Venu de tous les coins du Multivers, les Corelliens se rassemblèrent. Il sentit des portes s’ouvrir dans les environs. Des sondes mentales effleurèrent la surface de son esprit. Il prit une perle entre ses doigts et la mira à la lumière des constellations. Elle avait un orient ineffable. La nacre du temps qui la recouvrait provenait d’un monde où les tromperies étaient un art de vivre.
Cadeau ! songea-t-il avec sérénité, tandis qu’un sourire fugitif glissait sur ses lèvres. Cadeau, cadeau, cadeau…

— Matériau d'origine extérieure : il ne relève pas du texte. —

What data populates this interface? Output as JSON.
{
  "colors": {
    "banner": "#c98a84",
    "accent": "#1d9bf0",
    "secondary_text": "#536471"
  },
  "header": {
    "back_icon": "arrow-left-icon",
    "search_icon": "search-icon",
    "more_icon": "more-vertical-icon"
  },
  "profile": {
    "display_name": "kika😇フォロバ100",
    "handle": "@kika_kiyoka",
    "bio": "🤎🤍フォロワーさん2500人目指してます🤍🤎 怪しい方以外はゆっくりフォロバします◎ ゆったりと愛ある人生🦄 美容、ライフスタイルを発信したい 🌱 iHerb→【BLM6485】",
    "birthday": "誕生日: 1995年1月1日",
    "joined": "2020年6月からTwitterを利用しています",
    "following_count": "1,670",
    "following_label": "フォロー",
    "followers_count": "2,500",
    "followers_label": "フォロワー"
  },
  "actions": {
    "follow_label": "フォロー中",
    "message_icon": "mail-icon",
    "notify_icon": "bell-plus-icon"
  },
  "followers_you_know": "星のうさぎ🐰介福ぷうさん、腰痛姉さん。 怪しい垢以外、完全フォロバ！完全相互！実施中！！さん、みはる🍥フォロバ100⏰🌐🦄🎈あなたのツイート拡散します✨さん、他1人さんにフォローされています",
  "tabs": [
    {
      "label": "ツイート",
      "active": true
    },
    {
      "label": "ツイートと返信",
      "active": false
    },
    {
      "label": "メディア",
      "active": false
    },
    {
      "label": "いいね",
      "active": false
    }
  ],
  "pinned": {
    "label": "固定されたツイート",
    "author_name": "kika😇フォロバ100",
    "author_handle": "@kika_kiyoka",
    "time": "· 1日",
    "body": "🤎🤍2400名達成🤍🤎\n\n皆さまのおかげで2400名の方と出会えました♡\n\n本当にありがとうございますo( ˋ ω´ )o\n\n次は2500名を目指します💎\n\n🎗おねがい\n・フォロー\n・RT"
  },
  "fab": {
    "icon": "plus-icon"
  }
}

Le premier Corellien se matérialisa en face de lui. Sans un mot, Wan-Chi lui tendit la sphère laiteuse. Le thorax du Corellien se dilata pour l’engloutir, puis il disparut, aussi vite qu’il était venu. Ses pensées, autant que Wan-Chi pouvait en juger, étaient un mélange chaotique d’avidité, d’extase et d’incompréhension. Une vague de radiations en provenance de la fontaine blanche fut sa seule épitaphe.
Il fut aussitôt remplacé par un deuxième, qui subit le même sort. Indifférents, d’autres Corelliens affluèrent en désordre et se massèrent autour de la pyramide nacrée en attendant d’être servis. Deux ou trois cochons qui avaient échappé aux chasseurs se joignirent à la procession.
Il y avait des perles pour tout le monde.
Le tas diminuait lentement. Wan-Chi accompagnait chaque don d’une inclinaison du buste et de quelques paroles aimables. Il n’avait pas grand chose d’autre à faire, la distribution se déroulait dans le calme et la discipline. Même les cochons semblaient avoir perçu la solennité de l’instant et se tenaient à peu près tranquilles.
Lorsque le dernier Corellien se fut enfui comme un voleur, une perle enchâssée comme une tumeur mortelle dans son abdomen, Wan-Chi se retrouva seul en plein espace, près d’une poignée de sphères laiteuses en surnombre. C’était un merveilleux moment pour méditer sur la futilité des apparences.
Il n’eut même pas le temps de fermer les yeux. Le Corellien le plus gigantesque qu’il ait jamais vu ouvrit une porte à sa mesure et surgit au-dessus du météorite, qu’il obscurcit de sa masse.
La créature était aussi haute qu’une dune. Le brun de son épiderme s’était décoloré jusqu’à un beige pâle, grêlé de taches livides. Un semis de cratères minuscules constellait sa surface. Il était vieux, massif, impénétrable. Wan-Chi devina immédiatement qu’il n’était pas venu lui réclamer une perle. Pourtant, il en choisit une avec soin et la lui tendit courtoisement.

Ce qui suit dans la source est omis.